As the school year got under way, faculty members expressed relief that the students were back on campus, bringing their optimism, their youthful resilience and the sense of normalcy that comes from young people wearing backpacks and strolling to class under towering oak trees, cell phones pressed to their ears. "Just having them back helped us start the healing process," one professor says. 
The students themselves, not surprisingly, had questions about how the University had handled the situation. "I think crisis reveals character," says junior Jeff Leach, student body president. "I've heard that when a boat gets a hole in its side, it's not the hole but the panic inside the ship that causes it to sink. I think the Baylor leadership realized that they could sit here and panic or they could step up and take action. They said, 'We can get to the bottom of this, find the problem and fix it.' And that was the right thing to do." 

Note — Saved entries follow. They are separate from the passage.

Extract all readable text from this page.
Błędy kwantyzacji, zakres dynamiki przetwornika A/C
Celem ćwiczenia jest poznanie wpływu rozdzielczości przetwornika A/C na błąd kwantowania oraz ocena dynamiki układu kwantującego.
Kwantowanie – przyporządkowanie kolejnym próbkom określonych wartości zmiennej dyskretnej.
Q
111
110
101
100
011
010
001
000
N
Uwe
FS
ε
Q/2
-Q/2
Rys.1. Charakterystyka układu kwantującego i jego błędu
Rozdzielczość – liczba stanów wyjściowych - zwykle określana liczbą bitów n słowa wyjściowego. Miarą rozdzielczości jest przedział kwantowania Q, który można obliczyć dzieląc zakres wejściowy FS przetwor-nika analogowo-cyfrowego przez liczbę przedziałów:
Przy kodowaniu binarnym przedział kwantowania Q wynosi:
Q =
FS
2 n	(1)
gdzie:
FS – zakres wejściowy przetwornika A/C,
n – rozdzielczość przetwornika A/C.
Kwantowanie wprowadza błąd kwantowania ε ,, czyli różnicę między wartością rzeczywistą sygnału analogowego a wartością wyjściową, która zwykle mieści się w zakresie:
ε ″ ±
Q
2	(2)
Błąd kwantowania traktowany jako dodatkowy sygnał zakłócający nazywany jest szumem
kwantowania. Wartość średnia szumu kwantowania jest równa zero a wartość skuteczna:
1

Nevertheless, as students and professors alike have observed, the healing process will take years. Part of that process, observes Lyon, a professor of sociology, is for the University to try to redefine itself and move on. "There is no one single thing, but there are hundreds of things that Baylor can do over the years," the dean of Graduate Studies says. "We should look to see where we fell short, and we should continue to make the University a better place by any measure." 
Chris Scott, a senior political science major who works with Leach in student government, says he hopes that Baylor's response to these events will be regarded in future years as a useful example of how a Christian institution can respond to tragedy. "I think it's similar to the way we think about the Book of Job," he says. "I don't think the theme is about bad things happening to good people. I think it's about what God's people do when bad things happen."